1.6 Verifica di efficacia delle misure di gestione del rischio e monitoraggio dei livelli di esposizione
Dopo l’applicazione delle misure di controllo e gestione del rischio per esposizione a SCR, è previsto sia valutata l’efficacia di tali misure nel ridurre al minor livello possibile il rischio stesso. Tale valutazione di efficacia deve essere eseguita attraverso la misura dei livelli di esposizione dei lavoratori alle polveri in frazione respirabile e alla silice cristallina in frazione respirabile.
Le misurazioni di polverosità comprendono campionamenti di tipo personale o di tipo statico, fissato su un supporto stabile, e l’impiego di un selettore per raccogliere il particolato con granulometria definita “respirabile” secondo la convenzione riportata nella norma UNI EN
481:1994.
Per la determinazione dei livelli di esposizione dei lavoratori deve essere data priorità ai campionamenti di tipo personale, rispetto a quelli statici, seguendo le disposizioni riportate dalle normative europee EN 689 e EN 1232 e dalle altre norme di riferimento citate dall’allegato XLI del D.Lgs. 81/2008 nonché dalla norma UNI-ISO 24095:2020. In particolare la norma UNI EN

689:2019 prevede l’individuazione di possibili gruppi di lavoratori/mansioni con esposizione similare (SEG) in modo da poter applicare i criteri di validazione dei risultati su pochi gruppi omogenei.


La strumentazione di campionamento e i selettori della frazione respirabile delle polveri devono essere conformi alla Norma Europea EN 481:1994 e a quanto indicato nella norma UNI-ISO
24095:2020, e in funzione anche del metodo analitico previsto (diffrattometria RX o FTIR norme ISO-16258:2017 parte 1 e parte 2). Nel rapporto di analisi di ogni campionamento deve essere specificata l’incertezza estesa associata al risultato in conformità alla norma UNI EN 482:2021.
Il tempo di campionamento deve essere protratto, per quanto possibile, per l’interno turno di lavoro giornaliero per assicurare che i risultati del monitoraggio siano rappresentativi dell’esposizione complessiva e siano in grado di misurare livelli di esposizione pari a circa un decimo del valore limite di esposizione. Qualora le mansioni comportino variazioni importanti dei livelli di esposizione a SCR si deve tener conto, inoltre, di questa variabilità monitorando giorni differenti e prioritariamente le attività a maggior rischio.

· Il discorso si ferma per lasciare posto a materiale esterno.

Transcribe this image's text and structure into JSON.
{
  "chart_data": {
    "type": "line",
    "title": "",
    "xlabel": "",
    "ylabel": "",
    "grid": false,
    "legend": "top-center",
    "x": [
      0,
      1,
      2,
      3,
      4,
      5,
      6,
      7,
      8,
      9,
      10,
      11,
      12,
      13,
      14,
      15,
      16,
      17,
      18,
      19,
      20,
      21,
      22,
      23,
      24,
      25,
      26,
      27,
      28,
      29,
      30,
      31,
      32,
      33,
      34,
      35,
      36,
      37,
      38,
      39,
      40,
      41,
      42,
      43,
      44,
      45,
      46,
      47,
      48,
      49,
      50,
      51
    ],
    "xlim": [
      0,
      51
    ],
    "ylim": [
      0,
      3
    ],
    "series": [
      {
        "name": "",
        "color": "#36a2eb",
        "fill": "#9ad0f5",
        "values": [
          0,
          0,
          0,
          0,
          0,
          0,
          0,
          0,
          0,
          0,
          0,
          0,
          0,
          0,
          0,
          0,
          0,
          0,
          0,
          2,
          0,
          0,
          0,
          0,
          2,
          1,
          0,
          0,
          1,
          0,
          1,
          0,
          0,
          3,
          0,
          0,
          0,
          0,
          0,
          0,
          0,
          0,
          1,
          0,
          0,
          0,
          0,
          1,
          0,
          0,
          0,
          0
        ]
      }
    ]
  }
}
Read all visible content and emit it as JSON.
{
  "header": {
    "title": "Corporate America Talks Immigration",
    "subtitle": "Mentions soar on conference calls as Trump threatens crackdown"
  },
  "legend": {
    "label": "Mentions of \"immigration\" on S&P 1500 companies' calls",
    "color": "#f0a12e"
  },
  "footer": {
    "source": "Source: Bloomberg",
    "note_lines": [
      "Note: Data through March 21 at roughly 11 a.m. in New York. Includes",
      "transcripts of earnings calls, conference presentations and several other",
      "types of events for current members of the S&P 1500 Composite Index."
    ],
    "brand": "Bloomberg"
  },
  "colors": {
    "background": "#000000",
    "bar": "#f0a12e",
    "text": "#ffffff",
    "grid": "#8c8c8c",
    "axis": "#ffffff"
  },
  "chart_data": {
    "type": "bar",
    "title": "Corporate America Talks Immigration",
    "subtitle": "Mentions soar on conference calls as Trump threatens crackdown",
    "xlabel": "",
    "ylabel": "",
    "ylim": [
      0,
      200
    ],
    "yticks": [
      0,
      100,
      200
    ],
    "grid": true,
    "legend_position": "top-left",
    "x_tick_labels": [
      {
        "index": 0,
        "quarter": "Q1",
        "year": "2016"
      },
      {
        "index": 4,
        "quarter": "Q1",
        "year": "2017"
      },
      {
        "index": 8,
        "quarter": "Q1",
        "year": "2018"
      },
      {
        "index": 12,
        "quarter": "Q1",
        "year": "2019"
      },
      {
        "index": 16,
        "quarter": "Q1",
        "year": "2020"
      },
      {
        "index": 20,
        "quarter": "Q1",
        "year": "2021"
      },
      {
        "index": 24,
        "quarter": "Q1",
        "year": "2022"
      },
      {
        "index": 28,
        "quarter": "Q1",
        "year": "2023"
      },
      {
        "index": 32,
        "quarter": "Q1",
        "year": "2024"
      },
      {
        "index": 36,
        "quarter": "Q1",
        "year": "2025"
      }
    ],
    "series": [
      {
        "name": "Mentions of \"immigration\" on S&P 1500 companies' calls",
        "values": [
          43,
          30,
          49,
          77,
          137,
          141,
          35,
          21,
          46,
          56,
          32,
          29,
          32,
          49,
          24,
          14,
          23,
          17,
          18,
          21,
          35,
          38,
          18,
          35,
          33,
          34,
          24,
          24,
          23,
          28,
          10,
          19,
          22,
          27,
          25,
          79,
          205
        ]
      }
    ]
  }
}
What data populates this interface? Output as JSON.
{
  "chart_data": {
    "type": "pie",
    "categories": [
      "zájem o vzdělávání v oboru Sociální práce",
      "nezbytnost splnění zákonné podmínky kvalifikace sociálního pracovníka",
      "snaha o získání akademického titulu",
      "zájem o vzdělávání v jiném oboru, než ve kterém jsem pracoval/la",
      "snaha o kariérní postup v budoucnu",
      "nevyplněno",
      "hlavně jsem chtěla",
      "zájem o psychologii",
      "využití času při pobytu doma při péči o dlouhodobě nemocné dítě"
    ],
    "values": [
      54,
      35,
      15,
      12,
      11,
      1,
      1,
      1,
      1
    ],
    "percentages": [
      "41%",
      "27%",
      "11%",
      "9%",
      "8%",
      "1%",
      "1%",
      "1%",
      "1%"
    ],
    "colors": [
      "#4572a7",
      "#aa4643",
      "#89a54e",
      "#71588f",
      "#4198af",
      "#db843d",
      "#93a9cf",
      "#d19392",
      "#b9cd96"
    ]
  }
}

1.6.1 Confronto con i valori limite e Report finale del monitoraggio
Per ogni Gruppo con Esposizione Similare (SEG) devono essere eseguiti almeno 3 campionamenti. E’ auspicabile siano effettuate un numero di misurazioni tale da consentire l’applicazione del test statistico (minimo 6 misure). Se i criteri di confronto con il valore limite di esposizione professionale (VLEP) non sono soddisfatti, il numero di campionamenti per ogni SEG deve essere aumentato come previsto dalla norma UNI EN 689:2019. In ogni caso il numero dei campionamenti deve essere proporzionato alla numerosità del gruppo SEG.
Nel report finale dei campionamenti eseguiti, deve essere riportato:
- Finalità della valutazione e identità del valutatore
- Agenti chimici considerati
- Descrizione dei fattori caratterizzanti del luogo di lavoro e delle Condizioni di lavoro
- Osservazioni inerenti il campionamento
- Risultati e discussione della caratterizzazione di base
- Livelli di esposizione
- Assicurazione di qualità del dato (es. incertezza estesa)
- Chiara identificazione dei risultati
- Risultati del confronto con VLEP (test di confronto).